Washington National Insurance and Bankers Life, subsidiaries of the CNO Financial Group, have reported a significant data breach after falling victim to SIM-swapping hackers in November 2023. The breach has potentially compromised the personal information of thousands of individuals.
SIM-swapping attacks involve fraudsters manipulating customer support at a cellphone operator to gain control of someone else’s phone number, enabling them to intercept phone calls and SMS messages, including two-factor authentication tokens.
In this case, a breach notification letter sent by Washington National Insurance to 20,360 affected individuals revealed that a SIM-swapping attack on a senior officer’s phone number bypassed multi-factor authentication, exposing sensitive information such as names, social security numbers, dates of birth, and policy numbers.
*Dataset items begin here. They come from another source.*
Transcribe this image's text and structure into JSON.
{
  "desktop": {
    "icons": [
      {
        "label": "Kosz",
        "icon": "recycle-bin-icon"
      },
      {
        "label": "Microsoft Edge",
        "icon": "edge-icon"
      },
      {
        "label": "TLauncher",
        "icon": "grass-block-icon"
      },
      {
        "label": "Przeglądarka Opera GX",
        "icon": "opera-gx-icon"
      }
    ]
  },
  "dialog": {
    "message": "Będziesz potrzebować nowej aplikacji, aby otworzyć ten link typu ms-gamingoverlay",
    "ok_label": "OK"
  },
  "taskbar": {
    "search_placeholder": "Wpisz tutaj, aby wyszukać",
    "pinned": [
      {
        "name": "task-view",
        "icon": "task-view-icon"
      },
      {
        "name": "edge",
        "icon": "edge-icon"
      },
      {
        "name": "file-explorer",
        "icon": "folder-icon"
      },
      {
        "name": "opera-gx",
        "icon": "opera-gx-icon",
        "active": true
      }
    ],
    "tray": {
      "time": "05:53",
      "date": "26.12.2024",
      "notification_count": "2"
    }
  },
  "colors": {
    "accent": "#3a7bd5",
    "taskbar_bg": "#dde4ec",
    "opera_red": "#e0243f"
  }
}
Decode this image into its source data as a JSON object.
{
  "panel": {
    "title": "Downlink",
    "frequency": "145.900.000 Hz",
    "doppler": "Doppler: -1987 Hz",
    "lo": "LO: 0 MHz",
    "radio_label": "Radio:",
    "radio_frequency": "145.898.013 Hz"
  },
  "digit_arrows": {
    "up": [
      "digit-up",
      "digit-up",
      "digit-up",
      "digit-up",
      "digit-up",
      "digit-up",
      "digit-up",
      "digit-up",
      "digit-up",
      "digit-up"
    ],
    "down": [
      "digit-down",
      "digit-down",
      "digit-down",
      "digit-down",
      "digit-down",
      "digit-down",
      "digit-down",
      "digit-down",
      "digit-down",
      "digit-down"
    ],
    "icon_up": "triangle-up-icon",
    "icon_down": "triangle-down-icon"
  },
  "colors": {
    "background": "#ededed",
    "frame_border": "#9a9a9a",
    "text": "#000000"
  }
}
Similarly, Bankers Life sent a nearly identical breach notification letter to 45,842 individuals, indicating the severity of the breach affecting a total of 66,000 people.
While SIM-swapping attacks are not new, their prevalence and ease of execution make them a significant threat. Criminals utilize this method to gain unauthorized access to systems for various malicious purposes, including ransomware deployment, data exfiltration, and cryptocurrency theft.
The reliance on SMS-based two-factor authentication, known to be less secure than other methods such as authentication apps with time-based one-time passwords (TOTP) or hardware keys, leaves organizations vulnerable to such attacks.
To mitigate the risk posed by SIM-swapping, organizations and individuals are advised to refrain from linking accounts solely to their phone numbers and implement additional security measures on cellphone accounts. Both insurance companies are urged to engage with their cellphone providers to enhance security protocols and prevent similar incidents in the future.